The immunisation rate for measles dropped by 2 per cent; it was 83pc in 2020 but dropped to 81pc in the next year.
Other health indicators did not show any visible improvement as the neonatal mortality rate (Per 1,000 live births) was 40.4 in 2020 but the next year it dropped to only 39.4. Under-five mortality rate (Per 1,000 live births) was reduced from 65.5 to 63.3 children. A little improvement was observed in the mortality rate for infants (per 1,000 live births) as it dropped from 54.4 to 52.8 deaths in 2021.
Life expectancy, measles vaccination post decline
The comparison of years 2018 and 2019 also showed some worrying numbers such as the prevalence of anaemia in women of reproductive age (aged 15-49) was 41.4pc in 2018 and it dropped to only 41.3pc. In 2018, as many as 47.5pc infants of up to five months of age were exclusively breastfed but in 2019 the number was recorded at 47.8pc.
Increase in health professionals
The number of health professionals increased over the years as there were 266,430 doctors in 2021 which increased to 282,383 in year 2022. Dentists were 30,501 in 2021, but the number increased to 33,156 next year. The number of nurses was 121,245 in 2021 which increased to 127,855 in 2022. The number of midwives increased by 2,000 and reached 46,110.

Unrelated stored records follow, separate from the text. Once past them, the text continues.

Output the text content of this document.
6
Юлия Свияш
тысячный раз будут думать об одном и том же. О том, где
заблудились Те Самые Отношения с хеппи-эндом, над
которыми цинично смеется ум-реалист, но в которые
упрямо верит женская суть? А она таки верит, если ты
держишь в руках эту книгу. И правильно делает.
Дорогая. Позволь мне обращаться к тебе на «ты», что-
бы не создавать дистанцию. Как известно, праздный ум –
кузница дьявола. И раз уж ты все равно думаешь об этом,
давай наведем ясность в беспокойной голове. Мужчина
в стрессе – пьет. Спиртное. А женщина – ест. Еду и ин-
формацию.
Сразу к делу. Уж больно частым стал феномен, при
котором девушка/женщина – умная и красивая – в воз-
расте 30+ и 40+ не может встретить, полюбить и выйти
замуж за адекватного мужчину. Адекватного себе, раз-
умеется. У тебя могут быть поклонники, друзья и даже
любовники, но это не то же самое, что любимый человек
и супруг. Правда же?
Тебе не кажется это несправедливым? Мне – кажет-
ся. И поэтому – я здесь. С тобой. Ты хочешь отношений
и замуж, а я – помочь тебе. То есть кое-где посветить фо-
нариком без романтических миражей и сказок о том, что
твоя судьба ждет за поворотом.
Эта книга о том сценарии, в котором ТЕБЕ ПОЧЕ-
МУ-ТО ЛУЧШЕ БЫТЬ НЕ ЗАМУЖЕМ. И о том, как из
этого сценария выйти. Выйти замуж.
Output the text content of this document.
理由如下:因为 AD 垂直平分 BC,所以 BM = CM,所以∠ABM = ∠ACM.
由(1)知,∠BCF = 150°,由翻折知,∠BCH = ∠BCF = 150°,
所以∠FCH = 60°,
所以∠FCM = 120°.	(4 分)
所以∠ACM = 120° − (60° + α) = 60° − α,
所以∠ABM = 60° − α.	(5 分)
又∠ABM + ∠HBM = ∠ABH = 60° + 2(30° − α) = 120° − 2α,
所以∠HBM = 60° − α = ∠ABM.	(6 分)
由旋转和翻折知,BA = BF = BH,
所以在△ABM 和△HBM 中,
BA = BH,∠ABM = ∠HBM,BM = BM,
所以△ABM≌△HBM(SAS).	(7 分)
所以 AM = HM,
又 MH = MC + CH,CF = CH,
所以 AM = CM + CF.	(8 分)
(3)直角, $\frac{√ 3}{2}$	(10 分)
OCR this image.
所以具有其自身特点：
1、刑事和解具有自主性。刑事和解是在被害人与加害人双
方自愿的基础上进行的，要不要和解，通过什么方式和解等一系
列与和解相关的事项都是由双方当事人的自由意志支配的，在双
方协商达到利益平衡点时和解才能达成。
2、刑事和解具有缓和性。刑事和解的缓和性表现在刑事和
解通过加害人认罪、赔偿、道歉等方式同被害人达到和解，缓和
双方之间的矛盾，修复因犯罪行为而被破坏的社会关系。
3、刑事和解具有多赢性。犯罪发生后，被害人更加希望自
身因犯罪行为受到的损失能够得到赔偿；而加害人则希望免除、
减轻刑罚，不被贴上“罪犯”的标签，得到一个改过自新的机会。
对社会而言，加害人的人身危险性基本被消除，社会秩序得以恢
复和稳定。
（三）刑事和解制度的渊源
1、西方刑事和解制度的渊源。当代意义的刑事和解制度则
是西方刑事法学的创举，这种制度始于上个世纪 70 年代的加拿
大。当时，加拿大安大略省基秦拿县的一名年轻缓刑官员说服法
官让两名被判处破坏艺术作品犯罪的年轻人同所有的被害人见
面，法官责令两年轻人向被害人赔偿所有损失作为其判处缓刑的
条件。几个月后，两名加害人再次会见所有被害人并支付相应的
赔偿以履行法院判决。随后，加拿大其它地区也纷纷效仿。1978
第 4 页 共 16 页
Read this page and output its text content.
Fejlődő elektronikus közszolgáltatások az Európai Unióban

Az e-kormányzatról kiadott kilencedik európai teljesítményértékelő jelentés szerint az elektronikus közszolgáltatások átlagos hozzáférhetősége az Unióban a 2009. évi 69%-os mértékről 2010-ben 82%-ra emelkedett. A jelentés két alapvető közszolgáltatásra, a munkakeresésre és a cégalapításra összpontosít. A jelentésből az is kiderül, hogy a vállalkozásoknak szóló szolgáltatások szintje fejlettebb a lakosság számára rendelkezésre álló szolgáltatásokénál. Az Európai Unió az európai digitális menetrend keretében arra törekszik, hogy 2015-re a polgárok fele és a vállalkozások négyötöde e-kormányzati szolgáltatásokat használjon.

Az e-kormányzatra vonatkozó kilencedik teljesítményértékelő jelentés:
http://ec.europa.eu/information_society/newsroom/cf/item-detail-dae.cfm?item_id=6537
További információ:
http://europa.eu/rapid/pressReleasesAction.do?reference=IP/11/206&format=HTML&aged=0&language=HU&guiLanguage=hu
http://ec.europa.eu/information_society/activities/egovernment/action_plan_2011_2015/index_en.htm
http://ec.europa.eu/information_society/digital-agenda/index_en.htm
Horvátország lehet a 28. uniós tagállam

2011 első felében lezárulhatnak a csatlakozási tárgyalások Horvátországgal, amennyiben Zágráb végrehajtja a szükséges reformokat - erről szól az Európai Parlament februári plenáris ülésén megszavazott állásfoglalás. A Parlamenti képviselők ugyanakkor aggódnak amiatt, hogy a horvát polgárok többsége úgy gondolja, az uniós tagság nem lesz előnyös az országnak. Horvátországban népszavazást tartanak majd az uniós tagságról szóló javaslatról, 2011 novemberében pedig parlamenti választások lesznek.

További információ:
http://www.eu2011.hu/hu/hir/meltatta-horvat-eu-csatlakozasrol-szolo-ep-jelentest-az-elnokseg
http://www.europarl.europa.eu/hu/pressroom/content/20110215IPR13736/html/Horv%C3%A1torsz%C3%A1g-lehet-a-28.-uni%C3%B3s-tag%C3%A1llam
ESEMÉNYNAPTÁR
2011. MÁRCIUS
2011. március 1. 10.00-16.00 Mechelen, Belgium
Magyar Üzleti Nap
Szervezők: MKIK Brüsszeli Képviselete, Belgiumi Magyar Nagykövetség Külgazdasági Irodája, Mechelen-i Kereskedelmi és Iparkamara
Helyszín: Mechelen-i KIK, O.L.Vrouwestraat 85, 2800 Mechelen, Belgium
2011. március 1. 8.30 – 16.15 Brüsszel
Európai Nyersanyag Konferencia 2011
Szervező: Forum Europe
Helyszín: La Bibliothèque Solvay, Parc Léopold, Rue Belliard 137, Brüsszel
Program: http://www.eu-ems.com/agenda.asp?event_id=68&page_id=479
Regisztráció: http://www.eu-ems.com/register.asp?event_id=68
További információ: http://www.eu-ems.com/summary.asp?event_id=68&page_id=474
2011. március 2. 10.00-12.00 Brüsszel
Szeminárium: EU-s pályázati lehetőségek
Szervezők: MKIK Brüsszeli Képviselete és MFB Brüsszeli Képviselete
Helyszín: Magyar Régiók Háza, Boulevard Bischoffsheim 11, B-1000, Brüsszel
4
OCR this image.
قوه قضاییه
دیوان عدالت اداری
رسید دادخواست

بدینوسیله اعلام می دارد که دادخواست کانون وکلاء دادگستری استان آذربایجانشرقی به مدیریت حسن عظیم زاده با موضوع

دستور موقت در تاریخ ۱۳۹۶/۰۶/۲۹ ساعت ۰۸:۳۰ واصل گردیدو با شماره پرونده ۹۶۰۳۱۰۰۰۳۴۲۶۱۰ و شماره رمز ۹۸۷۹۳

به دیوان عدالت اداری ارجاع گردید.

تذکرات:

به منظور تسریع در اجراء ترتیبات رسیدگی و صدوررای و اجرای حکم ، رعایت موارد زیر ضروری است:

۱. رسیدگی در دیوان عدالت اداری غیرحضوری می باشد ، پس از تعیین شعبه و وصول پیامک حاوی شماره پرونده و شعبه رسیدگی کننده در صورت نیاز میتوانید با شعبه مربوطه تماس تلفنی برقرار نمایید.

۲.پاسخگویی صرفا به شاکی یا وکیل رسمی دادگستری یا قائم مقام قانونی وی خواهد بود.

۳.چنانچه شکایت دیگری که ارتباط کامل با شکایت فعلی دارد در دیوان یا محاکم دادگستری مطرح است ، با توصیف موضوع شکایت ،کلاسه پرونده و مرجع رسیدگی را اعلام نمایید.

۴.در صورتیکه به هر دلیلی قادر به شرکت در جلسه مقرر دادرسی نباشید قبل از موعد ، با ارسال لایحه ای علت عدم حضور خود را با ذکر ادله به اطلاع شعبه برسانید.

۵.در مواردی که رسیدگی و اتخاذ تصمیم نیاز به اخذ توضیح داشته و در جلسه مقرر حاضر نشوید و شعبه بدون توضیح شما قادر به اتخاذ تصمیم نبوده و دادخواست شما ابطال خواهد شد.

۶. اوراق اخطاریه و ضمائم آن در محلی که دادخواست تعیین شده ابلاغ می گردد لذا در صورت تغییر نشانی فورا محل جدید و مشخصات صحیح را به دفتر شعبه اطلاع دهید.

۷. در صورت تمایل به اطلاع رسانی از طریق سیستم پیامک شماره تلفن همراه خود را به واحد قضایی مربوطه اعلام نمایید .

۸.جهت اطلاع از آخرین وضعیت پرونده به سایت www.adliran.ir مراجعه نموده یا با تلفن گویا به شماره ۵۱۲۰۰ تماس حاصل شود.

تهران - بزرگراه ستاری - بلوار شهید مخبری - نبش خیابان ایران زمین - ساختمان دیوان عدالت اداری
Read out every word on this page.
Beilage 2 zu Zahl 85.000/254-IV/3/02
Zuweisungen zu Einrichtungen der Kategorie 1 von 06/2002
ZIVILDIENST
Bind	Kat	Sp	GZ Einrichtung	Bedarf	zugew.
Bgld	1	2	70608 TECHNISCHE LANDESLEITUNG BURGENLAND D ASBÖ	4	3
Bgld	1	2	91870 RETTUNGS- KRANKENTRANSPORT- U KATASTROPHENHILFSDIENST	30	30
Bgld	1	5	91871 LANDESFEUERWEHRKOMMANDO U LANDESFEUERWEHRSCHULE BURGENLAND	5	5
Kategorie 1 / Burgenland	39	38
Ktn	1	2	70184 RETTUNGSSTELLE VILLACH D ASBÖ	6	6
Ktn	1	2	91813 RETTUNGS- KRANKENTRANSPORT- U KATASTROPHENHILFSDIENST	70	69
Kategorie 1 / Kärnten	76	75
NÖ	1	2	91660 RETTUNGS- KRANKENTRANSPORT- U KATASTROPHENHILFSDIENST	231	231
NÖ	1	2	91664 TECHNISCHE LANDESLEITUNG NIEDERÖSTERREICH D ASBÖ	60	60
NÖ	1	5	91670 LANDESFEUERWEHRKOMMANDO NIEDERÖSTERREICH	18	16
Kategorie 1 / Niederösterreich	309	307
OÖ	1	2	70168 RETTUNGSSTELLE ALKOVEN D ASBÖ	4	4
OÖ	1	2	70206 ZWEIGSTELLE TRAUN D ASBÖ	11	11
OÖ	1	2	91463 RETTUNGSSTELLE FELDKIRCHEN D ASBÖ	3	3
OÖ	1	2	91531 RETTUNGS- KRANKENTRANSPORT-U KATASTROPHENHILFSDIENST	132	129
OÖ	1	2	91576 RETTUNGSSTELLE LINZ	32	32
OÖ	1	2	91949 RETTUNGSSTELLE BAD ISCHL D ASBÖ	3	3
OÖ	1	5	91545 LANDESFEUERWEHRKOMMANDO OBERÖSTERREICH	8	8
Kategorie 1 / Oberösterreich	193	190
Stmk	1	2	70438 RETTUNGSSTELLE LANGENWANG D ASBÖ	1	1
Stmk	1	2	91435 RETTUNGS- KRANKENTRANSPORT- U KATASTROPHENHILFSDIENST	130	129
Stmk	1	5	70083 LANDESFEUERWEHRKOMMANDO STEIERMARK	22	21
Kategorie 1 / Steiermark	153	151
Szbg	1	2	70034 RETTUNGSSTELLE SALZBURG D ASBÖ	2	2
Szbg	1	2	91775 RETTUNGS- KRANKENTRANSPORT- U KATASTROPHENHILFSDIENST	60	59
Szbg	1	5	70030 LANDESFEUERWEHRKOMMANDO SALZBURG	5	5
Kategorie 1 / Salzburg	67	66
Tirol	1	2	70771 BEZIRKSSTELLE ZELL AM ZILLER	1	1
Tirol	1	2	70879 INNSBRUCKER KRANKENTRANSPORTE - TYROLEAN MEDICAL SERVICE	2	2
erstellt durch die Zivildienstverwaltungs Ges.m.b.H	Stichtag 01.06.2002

The expenditure on the health sector had increased from 1pc to 1.4pc of the Gross Domestic Product (GDP) in the financial year 2021-22. The food availability per capita per annum also shows abysmal indicators as there were only 7.8kg of pulses, 172 litres of milk, 24kg of meat, and only 2.8kg of fish available to each person in FY 22-23.
The economic survey claimed that almost 80 per cent of the cancer burden in Pakistan was borne by Pakistan Atomic Energy Commission’s (PAEC) cancer hospitals with annual treatment of approximately 40,000 cancer patients. The PAEC, with its well-equipped nuclear medicine, radiotherapy and radiology departments and a workforce of 278 doctors, has contributed through the application of nuclear technology in the health sector. To cater to the patients hailing from remote areas, the PAEC, on average, establishes one cancer hospital every three years.
It claimed that Islamabad Healthcare Regulatory Authority (IHRA) focused on improving the quality, efficiency, and safety of healthcare services delivery by adopting evidence-based regulatory standards for registration and licencing of healthcare establishments (HECs), health professionals and equipment, and enforcing minimum standards of safety by the HECs in the ICT.
It developed six standards for quality healthcare services along with a digital map of all healthcare facilities in the ICT, registered 1388 HECs out of a total of 1487, launched an online complaint management system (CMS), and implemented the online module for registration of the HECs.